Topological Structure-Information Representation (SIR) serves as the basis for QSAR model development on two data sets of dipeptides. Data sets of both bitter-taste (48 compounds) and angiotensin-converting-enzyme (ACE) inhibition (58 compounds) were analyzed by means of multiple linear-regression methods to produce QSAR models that relate structure to property. For the bitter-taste data set, two variables describe the data well, both being whole-molecule descriptors: (1)chi(v) (molecular connectivity first-order valence index) and SHBa (sum of E-State indices for H-bond acceptors) yield r(2)=0.88, s=0.22. External validation and cross-validation indicate that the model may be predictive. For the ACE-inhibition data set, five variables produced a satisfactory model. Four of the descriptors relate to amino acid side chains: the E-State polarity/non-polarity index Q(v) (for position A adjacent to the N-terminus; Fig. 1) and the E-State index s(2) (for the backbone position of substitution), along with the square of the molecular connectivity path-four valence index ((4)chi(PC); for side chain B adjacent to C-terminus) and the E-State index s(5) (for the attachment point of the side chain B (Fig. 1)). Together with the E-State whole-molecule descriptor for internal H-bonding (five skeletal bonds; SHBint5), the five variables form a predictive model (r(2)=0.88, s=0.36). Both external-test and cross-validation-test statistics indicate that the model may be predictive. This study is the first investigation in which E-State descriptors are developed for amino acid side chains.

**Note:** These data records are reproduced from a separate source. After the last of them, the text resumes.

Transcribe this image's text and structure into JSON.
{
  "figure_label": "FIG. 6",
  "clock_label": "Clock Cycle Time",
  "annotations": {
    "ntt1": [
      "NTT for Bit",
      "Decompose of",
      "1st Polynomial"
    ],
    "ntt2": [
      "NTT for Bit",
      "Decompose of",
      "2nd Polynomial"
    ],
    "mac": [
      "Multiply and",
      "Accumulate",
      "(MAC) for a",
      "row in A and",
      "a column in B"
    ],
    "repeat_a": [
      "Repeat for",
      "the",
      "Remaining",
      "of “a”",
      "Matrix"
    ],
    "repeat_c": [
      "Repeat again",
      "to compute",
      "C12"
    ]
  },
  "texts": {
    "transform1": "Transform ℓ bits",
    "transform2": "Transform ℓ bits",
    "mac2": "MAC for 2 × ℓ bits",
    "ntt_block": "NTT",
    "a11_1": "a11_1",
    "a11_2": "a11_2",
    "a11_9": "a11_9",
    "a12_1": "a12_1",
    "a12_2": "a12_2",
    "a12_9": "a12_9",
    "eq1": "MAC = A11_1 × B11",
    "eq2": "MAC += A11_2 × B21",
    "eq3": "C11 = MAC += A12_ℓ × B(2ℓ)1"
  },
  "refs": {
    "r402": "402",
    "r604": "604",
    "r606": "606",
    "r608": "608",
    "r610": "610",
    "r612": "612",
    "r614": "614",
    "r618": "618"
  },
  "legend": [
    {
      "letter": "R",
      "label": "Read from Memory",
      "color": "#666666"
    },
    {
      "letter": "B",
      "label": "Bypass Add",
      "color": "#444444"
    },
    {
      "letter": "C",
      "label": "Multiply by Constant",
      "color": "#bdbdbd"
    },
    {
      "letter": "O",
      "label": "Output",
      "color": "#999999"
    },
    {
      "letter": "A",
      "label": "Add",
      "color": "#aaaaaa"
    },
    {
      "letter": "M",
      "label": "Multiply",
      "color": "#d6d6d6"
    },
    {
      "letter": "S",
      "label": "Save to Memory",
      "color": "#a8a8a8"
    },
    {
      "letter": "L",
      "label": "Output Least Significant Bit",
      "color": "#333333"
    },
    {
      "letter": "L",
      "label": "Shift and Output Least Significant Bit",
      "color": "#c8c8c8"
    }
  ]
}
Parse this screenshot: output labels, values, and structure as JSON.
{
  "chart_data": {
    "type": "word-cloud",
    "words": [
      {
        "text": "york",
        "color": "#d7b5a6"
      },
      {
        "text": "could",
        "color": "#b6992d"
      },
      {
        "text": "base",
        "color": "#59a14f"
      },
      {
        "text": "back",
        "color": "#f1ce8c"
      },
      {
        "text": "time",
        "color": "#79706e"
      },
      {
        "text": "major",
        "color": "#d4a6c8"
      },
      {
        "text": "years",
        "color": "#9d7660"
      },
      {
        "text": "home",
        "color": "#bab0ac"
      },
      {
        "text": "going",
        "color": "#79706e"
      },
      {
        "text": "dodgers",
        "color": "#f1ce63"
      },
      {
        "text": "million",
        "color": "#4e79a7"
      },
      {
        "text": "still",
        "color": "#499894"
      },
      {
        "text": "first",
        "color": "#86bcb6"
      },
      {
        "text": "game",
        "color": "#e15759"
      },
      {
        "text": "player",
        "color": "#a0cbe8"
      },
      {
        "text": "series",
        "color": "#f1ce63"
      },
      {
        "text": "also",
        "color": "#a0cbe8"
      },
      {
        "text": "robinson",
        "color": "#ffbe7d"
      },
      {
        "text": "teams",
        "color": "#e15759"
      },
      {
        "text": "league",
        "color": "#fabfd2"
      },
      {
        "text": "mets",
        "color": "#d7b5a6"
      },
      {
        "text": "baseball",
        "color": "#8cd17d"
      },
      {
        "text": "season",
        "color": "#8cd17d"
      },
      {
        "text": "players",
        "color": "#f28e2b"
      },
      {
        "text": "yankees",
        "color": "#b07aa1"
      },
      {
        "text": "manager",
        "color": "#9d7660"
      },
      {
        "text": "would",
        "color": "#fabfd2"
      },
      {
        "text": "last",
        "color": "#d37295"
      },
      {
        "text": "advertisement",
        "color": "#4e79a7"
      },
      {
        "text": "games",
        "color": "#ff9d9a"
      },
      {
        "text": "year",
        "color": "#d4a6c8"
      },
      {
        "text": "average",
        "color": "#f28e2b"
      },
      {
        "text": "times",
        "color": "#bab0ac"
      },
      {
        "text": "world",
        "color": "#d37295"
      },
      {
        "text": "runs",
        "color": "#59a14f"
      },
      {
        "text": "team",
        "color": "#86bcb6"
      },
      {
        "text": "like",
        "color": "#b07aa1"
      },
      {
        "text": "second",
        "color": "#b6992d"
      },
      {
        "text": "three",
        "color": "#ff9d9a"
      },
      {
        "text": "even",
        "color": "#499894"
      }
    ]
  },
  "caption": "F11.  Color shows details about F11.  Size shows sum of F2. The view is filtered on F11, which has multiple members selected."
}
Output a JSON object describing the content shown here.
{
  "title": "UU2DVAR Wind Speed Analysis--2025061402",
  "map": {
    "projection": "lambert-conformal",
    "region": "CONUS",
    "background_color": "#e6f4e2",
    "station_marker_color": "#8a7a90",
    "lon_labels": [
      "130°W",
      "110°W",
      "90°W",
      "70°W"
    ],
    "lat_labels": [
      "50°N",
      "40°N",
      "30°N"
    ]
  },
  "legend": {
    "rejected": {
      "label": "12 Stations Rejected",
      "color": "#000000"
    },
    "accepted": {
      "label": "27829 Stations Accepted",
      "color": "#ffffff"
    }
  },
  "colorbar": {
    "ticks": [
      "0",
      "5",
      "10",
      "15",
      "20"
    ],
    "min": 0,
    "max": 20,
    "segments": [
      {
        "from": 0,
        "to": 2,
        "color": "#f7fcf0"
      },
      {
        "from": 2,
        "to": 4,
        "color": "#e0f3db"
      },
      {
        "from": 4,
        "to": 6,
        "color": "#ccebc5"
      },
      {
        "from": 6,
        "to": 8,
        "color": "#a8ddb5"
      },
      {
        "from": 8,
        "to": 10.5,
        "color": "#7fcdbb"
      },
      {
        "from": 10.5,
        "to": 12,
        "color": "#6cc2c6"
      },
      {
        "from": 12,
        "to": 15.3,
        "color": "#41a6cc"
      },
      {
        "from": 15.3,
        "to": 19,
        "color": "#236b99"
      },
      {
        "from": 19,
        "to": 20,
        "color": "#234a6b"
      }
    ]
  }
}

拓扑结构 - 信息表示(SIR)是基于两个二肽数据集开发定量构效关系(QSAR)模型的基础。通过多元线性回归方法分析了苦味(48种化合物)和血管紧张素转换酶(ACE)抑制(58种化合物)的数据集,以生成将结构与性质相关联的QSAR模型。对于苦味数据集,两个变量能很好地描述数据,这两个变量均为全分子描述符:(1)χ(v)(分子连接性一阶价指数)和SHBa(氢键受体的E态指数之和)的相关系数r(2) = 0.88,标准差s = 0.22。外部验证和交叉验证表明该模型可能具有预测性。对于ACE抑制数据集,五个变量产生了一个令人满意的模型。其中四个描述符与氨基酸侧链有关:E态极性/非极性指数Q(v)(对于N端相邻的位置A;图1)和E态指数s(2)(对于取代的主链位置),以及分子连接性路径 - 四价指数的平方((4)χ(PC);对于C端相邻的侧链B)和E态指数s(5)(对于侧链B的连接点(图1))。与用于内部氢键的E态全分子描述符(五个骨架键;SHBint5)一起,这五个变量构成了一个预测模型(r(2) = 0.88,标准差s = 0.36)。外部测试和交叉验证测试统计数据均表明该模型可能具有预测性。本研究是首次针对氨基酸侧链开发E态描述符的调查。